Il Centro culturale Gli scritti (9/9/2024)


Roberta Rocelli - Festival Biblico

Prosegue il dibattito su cattolicesimo e cultura, avviato da PierAngelo Sequeri e Roberto Righetto. Sono intervenuti Gabriel, Forte, Petrosino, Ossola, Spadaro, Giaccardi, Lorizio, Massironi, Giovagnoli, Santerini, Cosentino, Zanchi, Possenti, Alici, Ornaghi, Rondoni, Esposito, Sabatini, Cacciari, Nembrini, Gabellini, Vigini, Timossi, Colombo, De Simone, Arnone, Bruni, Postorino, Dionigi, Lupo, Pierangeli e Verbaro.
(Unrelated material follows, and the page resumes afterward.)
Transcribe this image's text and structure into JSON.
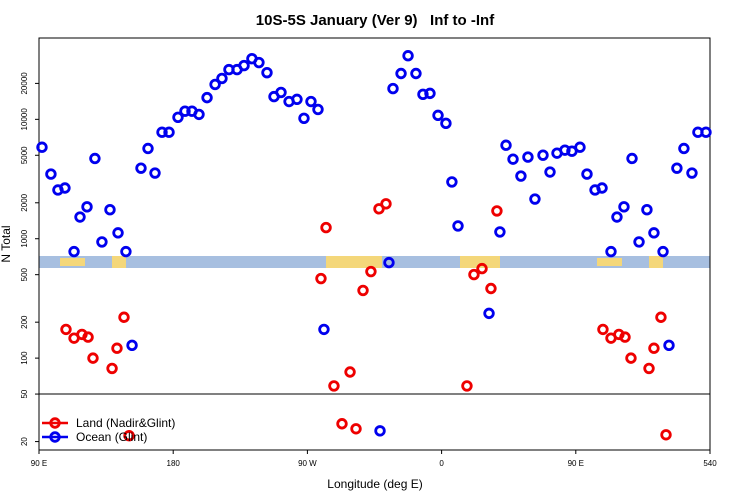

«Siamo in una faglia ormai piuttosto evidente tra un mondo consumato, finito, deteriorato e quella che è un’azione di worlding, cioè di creare mondi. È ciò a cui l’operatore culturale è chiamato con i suoi ospiti. Oggi la capacità immaginativa è non solo una fonte di speranza, ma anche di rigenerazione delle persone e della società». Roberta Rocelli, direttrice generale del Festival Biblico, indica gli ingredienti per costruire un festival, ma in genere uno spazio di proposta culturale efficace: una cornice solida, tanto «fiuto di quello che i tempi ci dicono», delle «mappe culturali e fisiche» con le quali orientarsi. Perché iniziative, anche di successo, soprattutto dopo la pandemia non possono solo vivere sull’onda della partecipazione dell’anno prima. Rocelli si aiuta con la lettura di libri di architettura e urbanistica per calare nello spazio le proposte. La sua riflessione può, dunque, aiutare a “mettere a terra” le tante visioni emerse nel dibattito di queste settimane in un progetto organico. È quello che lei fa di mestiere, essendo una project manager per la cultura che da otto anni cura l’evento nato dall’iniziativa della diocesi di Vicenza e della Società San Paolo e che coinvolge non solo le diocesi del Veneto, ma anche la piemontese Alba, Catania e Genova.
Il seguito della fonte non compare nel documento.